(a) For the purposes of this section:

Terms Used In Connecticut General Statutes 38a-477jj

  • Commissioner: means the Insurance Commissioner. See Connecticut General Statutes 38a-1
  • Insurance: means any agreement to pay a sum of money, provide services or any other thing of value on the happening of a particular event or contingency or to provide indemnity for loss in respect to a specified subject by specified perils in return for a consideration. See Connecticut General Statutes 38a-1
  • month: means a calendar month, and the word "year" means a calendar year, unless otherwise expressed. See Connecticut General Statutes 1-1
  • Person: means an individual, a corporation, a partnership, a limited liability company, an association, a joint stock company, a business trust, an unincorporated organization or other legal entity. See Connecticut General Statutes 38a-1
  • State: means any state, district, or territory of the United States. See Connecticut General Statutes 38a-1

(1) “Affordable Care Act” has the same meaning as provided in § 38a-1080;

(2) “Exchange” has the same meaning as provided in § 38a-1080;

(3) “Health benefit plan” has the same meaning as provided in § 38a-1080, except that such term shall not include a grandfathered health plan as such term is used in the Affordable Care Act;

(4) “Health carrier” has the same meaning as provided in § 38a-1080;

(5) “Office of Health Strategy” means the Office of Health Strategy established under § 19a-754a; and

(6) “Qualified health plan” has the same meaning as provided in § 38a-1080.

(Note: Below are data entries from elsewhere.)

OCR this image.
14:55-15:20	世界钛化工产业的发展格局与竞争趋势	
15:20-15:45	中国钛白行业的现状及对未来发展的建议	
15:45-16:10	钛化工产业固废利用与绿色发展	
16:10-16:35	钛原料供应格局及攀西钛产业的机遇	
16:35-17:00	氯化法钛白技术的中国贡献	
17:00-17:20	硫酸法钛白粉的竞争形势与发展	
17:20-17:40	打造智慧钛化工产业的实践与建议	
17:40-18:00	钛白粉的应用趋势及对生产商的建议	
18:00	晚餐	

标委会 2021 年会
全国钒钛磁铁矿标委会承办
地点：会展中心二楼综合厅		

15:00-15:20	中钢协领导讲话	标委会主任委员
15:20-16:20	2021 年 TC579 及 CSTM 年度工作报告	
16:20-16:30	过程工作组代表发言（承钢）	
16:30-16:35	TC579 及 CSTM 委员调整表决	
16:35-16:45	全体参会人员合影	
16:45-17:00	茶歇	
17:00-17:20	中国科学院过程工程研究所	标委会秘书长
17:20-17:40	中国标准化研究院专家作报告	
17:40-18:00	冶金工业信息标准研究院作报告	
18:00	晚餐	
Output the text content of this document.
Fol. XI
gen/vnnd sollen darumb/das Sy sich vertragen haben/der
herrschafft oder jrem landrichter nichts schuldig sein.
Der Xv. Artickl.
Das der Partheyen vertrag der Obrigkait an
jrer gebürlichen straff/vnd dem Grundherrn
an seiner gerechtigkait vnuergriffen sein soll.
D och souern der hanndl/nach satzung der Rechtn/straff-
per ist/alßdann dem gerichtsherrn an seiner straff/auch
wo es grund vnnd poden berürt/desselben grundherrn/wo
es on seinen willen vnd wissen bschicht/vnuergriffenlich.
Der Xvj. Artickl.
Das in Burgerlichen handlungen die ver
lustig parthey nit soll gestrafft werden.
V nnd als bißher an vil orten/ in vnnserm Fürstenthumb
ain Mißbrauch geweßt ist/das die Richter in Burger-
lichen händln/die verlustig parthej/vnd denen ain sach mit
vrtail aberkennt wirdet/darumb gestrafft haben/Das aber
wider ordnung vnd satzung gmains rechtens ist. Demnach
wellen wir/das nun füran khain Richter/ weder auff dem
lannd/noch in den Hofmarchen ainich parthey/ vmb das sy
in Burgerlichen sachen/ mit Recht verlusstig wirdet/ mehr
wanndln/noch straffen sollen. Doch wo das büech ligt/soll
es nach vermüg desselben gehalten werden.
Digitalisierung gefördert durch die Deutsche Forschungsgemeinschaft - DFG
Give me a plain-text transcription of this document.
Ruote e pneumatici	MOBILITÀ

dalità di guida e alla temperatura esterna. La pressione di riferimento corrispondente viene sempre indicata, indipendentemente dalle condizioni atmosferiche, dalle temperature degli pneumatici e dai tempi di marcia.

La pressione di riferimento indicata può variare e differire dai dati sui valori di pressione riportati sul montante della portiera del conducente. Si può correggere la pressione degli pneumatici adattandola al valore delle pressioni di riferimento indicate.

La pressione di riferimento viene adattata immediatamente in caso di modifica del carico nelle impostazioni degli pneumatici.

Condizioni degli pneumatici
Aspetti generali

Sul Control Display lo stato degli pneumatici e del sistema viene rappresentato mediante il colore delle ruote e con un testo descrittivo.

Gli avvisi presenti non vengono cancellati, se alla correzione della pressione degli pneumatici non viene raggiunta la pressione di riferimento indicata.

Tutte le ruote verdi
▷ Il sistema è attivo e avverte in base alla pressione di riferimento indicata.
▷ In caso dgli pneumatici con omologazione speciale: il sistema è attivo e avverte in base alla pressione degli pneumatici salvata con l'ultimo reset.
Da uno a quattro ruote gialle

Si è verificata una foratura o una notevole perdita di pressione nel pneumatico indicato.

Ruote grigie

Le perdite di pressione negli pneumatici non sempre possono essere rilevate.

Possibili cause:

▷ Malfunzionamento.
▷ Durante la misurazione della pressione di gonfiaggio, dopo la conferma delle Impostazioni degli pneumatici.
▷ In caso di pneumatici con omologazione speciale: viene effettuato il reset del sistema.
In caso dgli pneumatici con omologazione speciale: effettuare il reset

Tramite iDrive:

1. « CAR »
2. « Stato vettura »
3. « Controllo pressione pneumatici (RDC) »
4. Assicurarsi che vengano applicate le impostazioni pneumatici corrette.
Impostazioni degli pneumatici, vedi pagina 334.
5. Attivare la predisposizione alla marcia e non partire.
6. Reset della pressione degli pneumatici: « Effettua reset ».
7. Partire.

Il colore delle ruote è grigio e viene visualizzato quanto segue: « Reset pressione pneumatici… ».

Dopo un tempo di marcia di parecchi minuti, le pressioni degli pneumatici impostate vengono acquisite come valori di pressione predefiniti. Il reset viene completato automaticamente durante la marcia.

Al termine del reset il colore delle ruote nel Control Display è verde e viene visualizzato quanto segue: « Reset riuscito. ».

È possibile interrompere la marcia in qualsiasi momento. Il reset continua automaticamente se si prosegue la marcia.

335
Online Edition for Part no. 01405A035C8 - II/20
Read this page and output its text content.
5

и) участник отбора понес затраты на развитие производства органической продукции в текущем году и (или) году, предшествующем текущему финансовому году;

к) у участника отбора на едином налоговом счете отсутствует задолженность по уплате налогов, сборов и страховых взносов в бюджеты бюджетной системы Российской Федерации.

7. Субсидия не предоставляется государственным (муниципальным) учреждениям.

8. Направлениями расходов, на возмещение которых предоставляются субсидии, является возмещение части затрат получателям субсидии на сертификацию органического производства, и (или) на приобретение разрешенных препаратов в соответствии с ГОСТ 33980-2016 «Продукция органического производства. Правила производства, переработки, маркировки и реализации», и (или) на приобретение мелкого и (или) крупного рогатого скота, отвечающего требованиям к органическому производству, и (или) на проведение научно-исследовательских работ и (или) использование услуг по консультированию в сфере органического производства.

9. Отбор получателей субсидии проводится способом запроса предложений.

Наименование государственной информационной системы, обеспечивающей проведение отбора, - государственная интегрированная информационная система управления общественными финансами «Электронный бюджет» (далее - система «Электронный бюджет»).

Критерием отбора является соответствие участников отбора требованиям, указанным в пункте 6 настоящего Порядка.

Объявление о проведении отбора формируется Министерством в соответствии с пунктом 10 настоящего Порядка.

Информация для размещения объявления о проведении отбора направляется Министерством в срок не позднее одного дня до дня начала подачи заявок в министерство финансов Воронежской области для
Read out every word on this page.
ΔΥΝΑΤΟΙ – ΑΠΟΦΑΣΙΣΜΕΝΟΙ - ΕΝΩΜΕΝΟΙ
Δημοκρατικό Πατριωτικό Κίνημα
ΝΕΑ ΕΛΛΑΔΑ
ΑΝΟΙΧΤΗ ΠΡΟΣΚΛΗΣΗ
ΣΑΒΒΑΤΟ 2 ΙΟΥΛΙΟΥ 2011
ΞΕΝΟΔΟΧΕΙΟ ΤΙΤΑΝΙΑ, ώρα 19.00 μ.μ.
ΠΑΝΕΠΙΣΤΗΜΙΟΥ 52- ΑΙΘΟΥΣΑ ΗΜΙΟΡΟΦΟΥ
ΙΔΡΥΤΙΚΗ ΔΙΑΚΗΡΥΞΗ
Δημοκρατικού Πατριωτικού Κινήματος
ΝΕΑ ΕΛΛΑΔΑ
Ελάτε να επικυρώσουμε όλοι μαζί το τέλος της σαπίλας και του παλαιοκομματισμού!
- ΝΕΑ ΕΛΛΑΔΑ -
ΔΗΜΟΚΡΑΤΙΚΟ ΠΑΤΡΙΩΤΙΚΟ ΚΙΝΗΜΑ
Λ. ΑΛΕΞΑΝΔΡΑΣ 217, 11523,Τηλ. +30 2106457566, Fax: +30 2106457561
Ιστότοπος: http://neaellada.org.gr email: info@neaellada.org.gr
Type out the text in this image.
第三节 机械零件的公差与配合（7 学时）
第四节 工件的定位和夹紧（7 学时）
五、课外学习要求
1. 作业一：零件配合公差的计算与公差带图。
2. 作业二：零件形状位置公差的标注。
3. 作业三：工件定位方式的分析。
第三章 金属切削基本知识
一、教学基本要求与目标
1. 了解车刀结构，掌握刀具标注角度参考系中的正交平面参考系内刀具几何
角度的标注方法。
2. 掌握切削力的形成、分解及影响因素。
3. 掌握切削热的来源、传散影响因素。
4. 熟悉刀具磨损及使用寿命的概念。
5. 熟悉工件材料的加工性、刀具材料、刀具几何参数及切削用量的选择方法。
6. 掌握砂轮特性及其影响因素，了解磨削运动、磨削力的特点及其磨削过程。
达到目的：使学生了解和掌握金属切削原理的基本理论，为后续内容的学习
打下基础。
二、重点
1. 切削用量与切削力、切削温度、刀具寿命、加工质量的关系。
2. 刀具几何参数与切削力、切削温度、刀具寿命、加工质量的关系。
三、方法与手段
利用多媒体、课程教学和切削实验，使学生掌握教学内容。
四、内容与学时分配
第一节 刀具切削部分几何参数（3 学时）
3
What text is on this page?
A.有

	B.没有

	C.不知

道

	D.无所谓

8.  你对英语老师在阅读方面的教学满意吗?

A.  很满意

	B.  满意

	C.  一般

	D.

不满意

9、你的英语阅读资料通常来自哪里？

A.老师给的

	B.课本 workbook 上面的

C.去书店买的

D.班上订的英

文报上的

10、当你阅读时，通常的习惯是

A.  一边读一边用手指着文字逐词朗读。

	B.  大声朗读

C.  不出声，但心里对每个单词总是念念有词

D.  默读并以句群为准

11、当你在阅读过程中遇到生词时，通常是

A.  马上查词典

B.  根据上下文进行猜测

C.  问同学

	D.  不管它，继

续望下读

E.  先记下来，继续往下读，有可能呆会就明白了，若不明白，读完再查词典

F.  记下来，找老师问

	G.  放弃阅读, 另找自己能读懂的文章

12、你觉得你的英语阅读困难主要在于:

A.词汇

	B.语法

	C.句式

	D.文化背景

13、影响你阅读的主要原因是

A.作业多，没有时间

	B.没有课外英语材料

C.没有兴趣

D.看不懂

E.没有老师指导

(b) Notwithstanding any provision of the general statutes and except as provided in subsection (c) of this section, no health carrier offering a health benefit plan in this state on or after January 1, 2022, that includes a pharmacy benefit and uses a drug formulary or list of covered drugs may:

(1) Remove a prescription drug from the drug formulary or list of covered drugs during a plan year; or

(2) Move a prescription drug from a cost-sharing tier that imposes a lesser coinsurance, copayment or deductible for the prescription drug to a cost-sharing tier that imposes a greater coinsurance, copayment or deductible for the prescription drug during a plan year, unless the prescription drug is subject to an in-network coinsurance, copayment or deductible that is not greater than forty dollars per prescription per month in any tier.

(c) A health carrier offering a health benefit plan in this state on or after January 1, 2022, that includes a pharmacy benefit and uses a drug formulary or list of covered drugs may:

(1) Remove a prescription drug from the drug formulary or list of covered drugs, upon at least ninety days’ advance notice to a covered person and the covered person’s treating physician, if:

(A) The federal Food and Drug Administration issues an announcement, guidance, notice, warning or statement concerning the prescription drug that calls into question the clinical safety of the prescription drug, unless the covered person’s treating physician states, in writing, that the prescription drug remains medically necessary despite such announcement, guidance, notice, warning or statement; or

(B) The prescription drug is approved by the federal Food and Drug Administration for use without a prescription; and

(2) Move a brand-name prescription drug from a cost-sharing tier that imposes a lesser coinsurance, copayment or deductible for the brand-name prescription drug to a cost-sharing tier that imposes a greater coinsurance, copayment or deductible for the brand-name prescription drug if the health carrier adds to the drug formulary or list of covered drugs a generic prescription drug that is:

(A) Approved by the federal Food and Drug Administration for use as an alternative to such brand-name prescription drug; and

(B) In a cost-sharing tier that imposes a coinsurance, copayment or deductible for the generic prescription drug that is lesser than the coinsurance, copayment or deductible that is imposed for such brand-name prescription drug.

(d) Nothing in this section shall prevent or prohibit a health carrier from adding a prescription drug to a formulary or list of covered drugs at any time.

(e) (1) The Office of Health Strategy shall, at least annually, conduct a study to determine the impact that the requirements established in subsections (a) to (d), inclusive, of this section have on the cost of health benefit plans offered, delivered, issued for delivery, renewed, amended or continued in this state and qualified health plans offered and sold through the exchange.

(2) Not later than January 31, 2023, and annually thereafter, the Office of Health Strategy shall submit a report, in accordance with the provisions of § 11-4a, to the commissioner and the joint standing committee of the General Assembly having cognizance of matters relating to insurance. Such report shall disclose the results of the study conducted pursuant to subdivision (1) of this subsection for the preceding year.